Next summer, the German shipping company Beluga plans unassisted sailing through the Northeast Passage, thus pushing the borders in Arctic shipping. Almost at the same time, rescue services from all the four countries in the Barents Region will assemble for the “Barents Rescue 2009”, a major Arctic oil spill rehearsal.

Location

The rapidly melting Arctic ice is now gradually opening up for summer sailing both through the Northeast and Northwest Passages. The Beluga company intends take the chance and sail without icebreaker assistance through the Northeast Passage already next summer, newspaper Dagens Næringsliv reports.

As a matter of fact, the German company wanted to send a ship along the route already this year, but did not manage to get the necessary approval from Russian authorities in time. Company director Niels Stolberg now says to newspaper TradeWinds that “we will try to use economically attractive sea route in the middle of 2009”.

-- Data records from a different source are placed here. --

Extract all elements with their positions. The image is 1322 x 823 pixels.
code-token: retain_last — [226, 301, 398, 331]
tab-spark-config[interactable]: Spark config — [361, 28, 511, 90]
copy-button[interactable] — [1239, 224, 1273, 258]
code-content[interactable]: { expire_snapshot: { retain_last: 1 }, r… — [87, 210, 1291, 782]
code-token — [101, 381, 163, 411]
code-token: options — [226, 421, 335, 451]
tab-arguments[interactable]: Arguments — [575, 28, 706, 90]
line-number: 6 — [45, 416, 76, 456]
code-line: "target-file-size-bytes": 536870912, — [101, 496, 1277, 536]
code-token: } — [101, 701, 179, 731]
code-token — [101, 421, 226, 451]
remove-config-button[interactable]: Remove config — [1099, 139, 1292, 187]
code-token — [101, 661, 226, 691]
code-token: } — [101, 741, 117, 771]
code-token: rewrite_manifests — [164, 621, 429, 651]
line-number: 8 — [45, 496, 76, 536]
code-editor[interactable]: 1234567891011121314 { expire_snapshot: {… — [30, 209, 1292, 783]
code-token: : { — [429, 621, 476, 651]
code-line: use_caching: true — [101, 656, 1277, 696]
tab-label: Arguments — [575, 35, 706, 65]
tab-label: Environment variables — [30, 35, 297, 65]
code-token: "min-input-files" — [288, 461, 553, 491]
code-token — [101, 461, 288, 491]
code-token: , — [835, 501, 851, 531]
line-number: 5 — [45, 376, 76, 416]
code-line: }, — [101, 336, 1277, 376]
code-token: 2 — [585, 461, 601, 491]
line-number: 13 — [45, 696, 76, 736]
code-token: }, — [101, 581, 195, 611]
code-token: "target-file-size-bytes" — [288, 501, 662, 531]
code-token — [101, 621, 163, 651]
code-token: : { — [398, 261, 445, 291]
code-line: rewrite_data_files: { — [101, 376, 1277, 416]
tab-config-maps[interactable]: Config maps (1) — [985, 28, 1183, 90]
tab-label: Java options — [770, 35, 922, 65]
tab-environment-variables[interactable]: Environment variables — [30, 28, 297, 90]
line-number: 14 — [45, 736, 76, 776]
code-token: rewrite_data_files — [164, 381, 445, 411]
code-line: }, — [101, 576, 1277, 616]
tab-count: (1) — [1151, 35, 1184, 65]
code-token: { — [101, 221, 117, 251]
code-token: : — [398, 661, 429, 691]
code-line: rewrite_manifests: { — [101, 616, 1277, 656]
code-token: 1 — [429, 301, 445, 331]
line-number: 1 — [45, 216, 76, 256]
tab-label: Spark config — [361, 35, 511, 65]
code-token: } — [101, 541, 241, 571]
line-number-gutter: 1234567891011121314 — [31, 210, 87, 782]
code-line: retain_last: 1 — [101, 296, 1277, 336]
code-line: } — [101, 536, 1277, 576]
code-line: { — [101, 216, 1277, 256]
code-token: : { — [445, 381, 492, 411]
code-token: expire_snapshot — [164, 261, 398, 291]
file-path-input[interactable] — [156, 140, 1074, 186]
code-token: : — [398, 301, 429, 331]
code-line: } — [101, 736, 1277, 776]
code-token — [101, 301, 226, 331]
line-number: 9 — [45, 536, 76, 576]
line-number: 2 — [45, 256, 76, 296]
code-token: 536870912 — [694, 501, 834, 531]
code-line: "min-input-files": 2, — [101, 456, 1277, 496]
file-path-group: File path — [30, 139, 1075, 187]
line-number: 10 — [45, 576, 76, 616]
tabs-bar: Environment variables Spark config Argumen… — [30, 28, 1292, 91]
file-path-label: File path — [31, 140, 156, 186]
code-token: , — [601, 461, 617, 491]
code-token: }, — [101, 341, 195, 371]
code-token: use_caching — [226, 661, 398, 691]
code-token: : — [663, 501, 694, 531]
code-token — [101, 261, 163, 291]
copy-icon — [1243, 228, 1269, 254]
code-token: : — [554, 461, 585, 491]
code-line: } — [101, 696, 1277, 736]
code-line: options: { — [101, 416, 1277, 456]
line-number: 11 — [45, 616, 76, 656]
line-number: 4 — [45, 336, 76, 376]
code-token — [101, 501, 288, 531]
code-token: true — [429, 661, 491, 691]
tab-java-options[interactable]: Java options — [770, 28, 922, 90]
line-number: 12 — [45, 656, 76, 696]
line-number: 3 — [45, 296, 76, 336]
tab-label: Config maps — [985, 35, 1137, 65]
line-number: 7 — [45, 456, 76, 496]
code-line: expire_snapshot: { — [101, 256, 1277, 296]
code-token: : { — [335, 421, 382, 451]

Shipping along the Northern Sea Route will cut sailing distances from Bremen, Germany, to Shanghai with as much as 3200 nautical miles.

Risky business

The shipping operation will however be far from safe. Despite the thinner Arctic ice layers, the ships could get stuck in ice, and assistance from Russian rescuers might be both unreliable and far away.

Similarly risky is the environmental consequences of an oil spill in the area. A wrecked tanker in a far away spot could pose a major hazard to the vulnerable Arctic environment.

Barents Rescue

Over the last few years, shipping in the Barents Sea has surged following the development of Russian export terminals along the country’s northern coast. The Arctic shipping operations will in the years to come only continue to increase as industrial activities pick pace and the Arctic ice vanishes.

The challenges following the Arctic shipping will be the focus of next year’s “Barents Rescue” rehearsal. The “Barents Rescue – 2009” will be organised by Russian authorities in the oil export terminal of Varandey, a key port for shipping of Russian oil from the resource-rich Timan-Pechora province. Together with colleagues from Norway, Finland, Sweden, as well as the USA and Canada, the organisers of the event will focus on the scenario of a wrecked tanker threatening the environment of the Nenets Autonomous Okrug.

The rehearsal will be held in highly authentic environments. The port of Varandey, the Lukoil controlled export terminal which opened this year, will itself be one of the possible threats to the Arctic environment. The terminal, located 23 km off the coast of the Nenets AO, will be connected land-based facilities with a pipeline. Terminal capacity is 12 million tons of oil per year.

The oil will all be shipped by ice-protected tankers to storage facilities in Murmansk, from where it subsequently is shipped to foreign recipients.